Le tourisme, lui aussi, entre dans cette histoire. Car les territoires touristiques ne sont pas hors du monde. Ils vivent du climat, des paysages, de la fraîcheur, de l’eau, des sites naturels, de la beauté des lieux. Mais un tourisme trop intensif use ce qu’il prétend célébrer. Il consomme, il charge, il densifie, il épuise parfois. Et quand les canicules s’intensifient, quand l’eau devient plus rare, quand les incendies menacent les collines, les littoraux, les arrière-pays, alors le modèle doit changer. Il ne s’agit plus de faire “plus”. Il s’agit de faire autrement. Moins concentré. Moins lourd. Plus sobre. Plus respectueux des seuils d’accueil. Qui avait compris cela en France avant que l’eau ne vienne à manquer dans certains départements ?
Le feu nous dit enfin quelque chose de la ville elle-même. Car derrière les campagnes, il y a toujours les grandes villes. Derrière les forêts, il y a les infrastructures. Derrière les villages, il y a les flux. Quand un incendie se rapproche de la métropole, quand il menace les routes, les évacuations, l’eau, les équipements, il met à nu comme à Fontainebleau l’interdépendance des territoires.
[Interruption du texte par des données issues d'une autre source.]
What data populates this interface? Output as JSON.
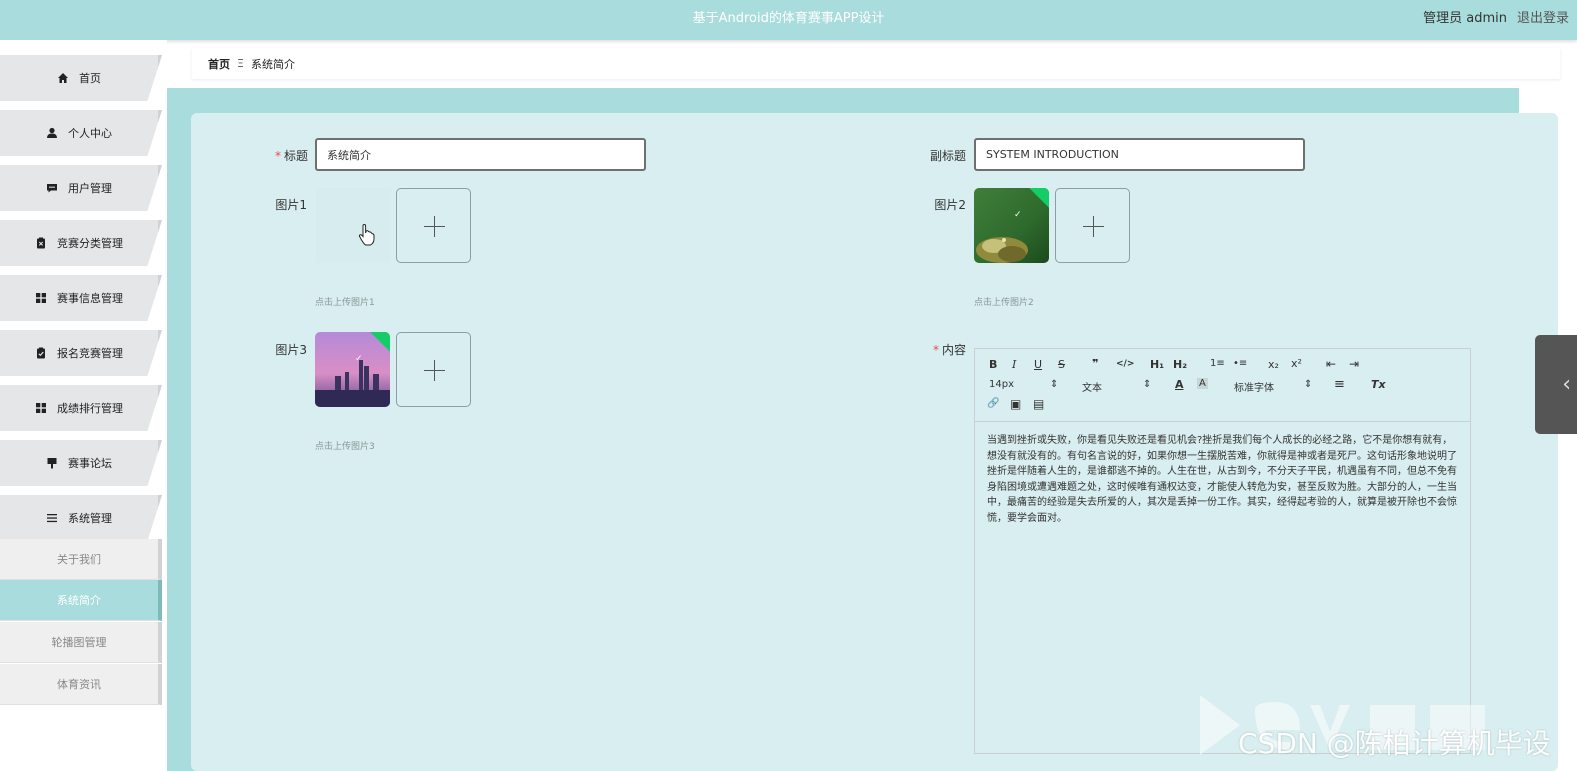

Nous ne vivons plus dans un monde de compartiments. Nous vivons dans un monde de continuités, de dépendances, de circulations. Et c’est précisément ce qui rend la catastrophe plus grave : elle touche le cœur même de nos organisations. Nous oblige à repenser l’ensemble.
Alors oui, la question de la mémoire devient décisive. Quelle trace laissera chaque feu ? Un simple article, une émotion brève, une lassitude de plus ? Un déclin, un échec collectif vite caché par la catastrophe suivante ? Ou une leçon durable, un nouveau pacte, une manière différente de faire territoire ? C’est ici que la politique doit retrouver sa grandeur.
Non pas dans le discours, mais dans la capacité à transformer la catastrophe en décision. A faire vivre la nation dans ce qu’elle doit avoir de plus moderne : comprendre vite et s’adapter.
Nous avons besoin d’un pacte national et climatique. Un pacte qui relie la forêt et l’eau, la ville et la campagne, l’agriculture et la biodiversité, le tourisme et la sobriété, l’infrastructure et le vivant. Un pacte qui n’oppose pas les mondes, mais les réconcilie autour d’une responsabilité commune. Un pacte qui accepte enfin que le territoire n’est pas un décor, mais une matière vivante. Et qu’un territoire vivant ne se protège pas par des slogans, mais par des choix justes, patients, cohérents, incarnés.
Peut-être est-ce cela, au fond, que nous demandent les incendies : non pas seulement d’éteindre le feu, mais de retrouver une manière d’habiter la terre qui ne la pousse plus à bout.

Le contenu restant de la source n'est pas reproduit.